Before a for-sale sign goes in the yard, the numbers behind the sale price matter just as much as the price itself — specifically, how much of that price will actually be equity left over once everything else is paid.
The short answer
Checking your equity position before listing generally means pulling a current mortgage payoff estimate, researching what comparable homes in the area have actually sold for, and subtracting expected selling costs from the likely sale price to see what’s actually left over. Doing this before listing avoids the surprise of discovering, after an offer is accepted, that the proceeds are smaller than assumed.
Start with an accurate payoff number
The mortgage balance shown on a monthly statement isn’t quite the same as the amount needed to fully pay off the loan on a specific future date, since interest continues to accrue daily. A mortgage payoff statement, requested directly from the loan servicer, gives a precise figure valid through a specific date, which is a more reliable starting point than an estimated balance pulled from an old statement or online account summary.

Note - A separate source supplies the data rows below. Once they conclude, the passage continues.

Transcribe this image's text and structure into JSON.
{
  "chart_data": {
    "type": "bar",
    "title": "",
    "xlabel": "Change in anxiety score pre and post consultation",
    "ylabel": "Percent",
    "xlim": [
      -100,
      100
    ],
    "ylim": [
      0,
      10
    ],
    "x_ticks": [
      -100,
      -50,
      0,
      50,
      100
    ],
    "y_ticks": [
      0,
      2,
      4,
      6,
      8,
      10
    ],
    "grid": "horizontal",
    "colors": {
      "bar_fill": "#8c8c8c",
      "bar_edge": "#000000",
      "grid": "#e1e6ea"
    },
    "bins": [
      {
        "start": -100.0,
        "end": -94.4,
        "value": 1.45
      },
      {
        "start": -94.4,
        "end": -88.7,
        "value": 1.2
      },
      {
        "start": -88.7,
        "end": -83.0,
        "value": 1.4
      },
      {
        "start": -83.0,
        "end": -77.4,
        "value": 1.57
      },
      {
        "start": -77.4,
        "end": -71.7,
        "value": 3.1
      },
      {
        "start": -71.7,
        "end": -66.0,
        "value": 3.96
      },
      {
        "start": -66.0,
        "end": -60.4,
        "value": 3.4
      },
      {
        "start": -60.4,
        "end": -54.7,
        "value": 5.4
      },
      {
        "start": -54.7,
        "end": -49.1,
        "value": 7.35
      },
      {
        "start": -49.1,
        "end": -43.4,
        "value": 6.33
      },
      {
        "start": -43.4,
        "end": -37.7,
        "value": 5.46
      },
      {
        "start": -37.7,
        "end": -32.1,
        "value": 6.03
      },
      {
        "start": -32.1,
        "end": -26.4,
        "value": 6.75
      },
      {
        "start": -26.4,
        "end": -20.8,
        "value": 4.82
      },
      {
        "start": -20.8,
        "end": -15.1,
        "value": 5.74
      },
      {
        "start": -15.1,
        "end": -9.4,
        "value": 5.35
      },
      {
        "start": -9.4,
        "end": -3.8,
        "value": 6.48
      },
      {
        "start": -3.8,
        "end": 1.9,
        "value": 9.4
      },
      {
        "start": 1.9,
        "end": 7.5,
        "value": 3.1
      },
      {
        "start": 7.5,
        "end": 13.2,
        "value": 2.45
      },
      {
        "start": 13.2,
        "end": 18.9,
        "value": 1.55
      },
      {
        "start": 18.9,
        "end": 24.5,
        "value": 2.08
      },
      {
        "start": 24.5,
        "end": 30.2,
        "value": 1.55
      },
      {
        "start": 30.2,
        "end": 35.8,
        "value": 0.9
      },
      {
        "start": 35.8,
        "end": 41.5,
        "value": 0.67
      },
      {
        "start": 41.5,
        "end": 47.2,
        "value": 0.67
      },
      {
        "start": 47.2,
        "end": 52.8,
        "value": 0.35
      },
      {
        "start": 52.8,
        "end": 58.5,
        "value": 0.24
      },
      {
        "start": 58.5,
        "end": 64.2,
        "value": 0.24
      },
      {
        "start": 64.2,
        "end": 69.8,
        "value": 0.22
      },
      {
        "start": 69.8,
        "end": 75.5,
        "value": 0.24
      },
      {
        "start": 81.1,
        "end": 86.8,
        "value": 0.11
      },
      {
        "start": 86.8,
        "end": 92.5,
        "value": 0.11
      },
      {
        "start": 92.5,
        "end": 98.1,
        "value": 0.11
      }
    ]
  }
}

Estimate the realistic sale price
Rather than relying on an automated online valuation alone, looking at recent, genuinely comparable sales nearby — similar size, condition, and location — tends to produce a more grounded estimate of what the home might actually sell for. Automated estimates can be a useful starting point but are often imprecise for an individual property, especially one with unique features or recent updates that a broad algorithm wouldn’t fully capture.
Account for selling costs
The sale price and the amount that lands in a bank account afterward are rarely the same number. Selling typically involves costs such as agent commissions, transfer taxes, prorated property taxes, and various closing fees, all of which come out of the proceeds before anything reaches the seller. Some of these mirror the closing costs paid when buying a home, just from the other side of the transaction, and together they can meaningfully reduce the net amount compared with the headline sale price.
Put the pieces together
Subtracting the payoff amount and estimated selling costs from the realistic sale price gives a working estimate of net proceeds — the actual equity that would come out of the sale. This is also a useful moment to confirm that any lien from a prior mortgage payoff was properly recorded, since an unresolved lien from an old loan can complicate a sale even years after the original debt was paid off.
Why this matters before listing, not after
Doing this math before listing, rather than after accepting an offer, gives more room to adjust plans — whether that means timing the sale differently, considering a smaller renovation to boost the sale price, or simply having realistic expectations about what the sale will actually fund next. Waiting until an offer is on the table to run these numbers leaves far less room to react if the outcome is different from what was assumed.
A practical habit
Treating an equity check as a routine step before listing, the same way a net worth figure gets periodically updated, turns what could be an unpleasant surprise at closing into a number that was already expected well in advance.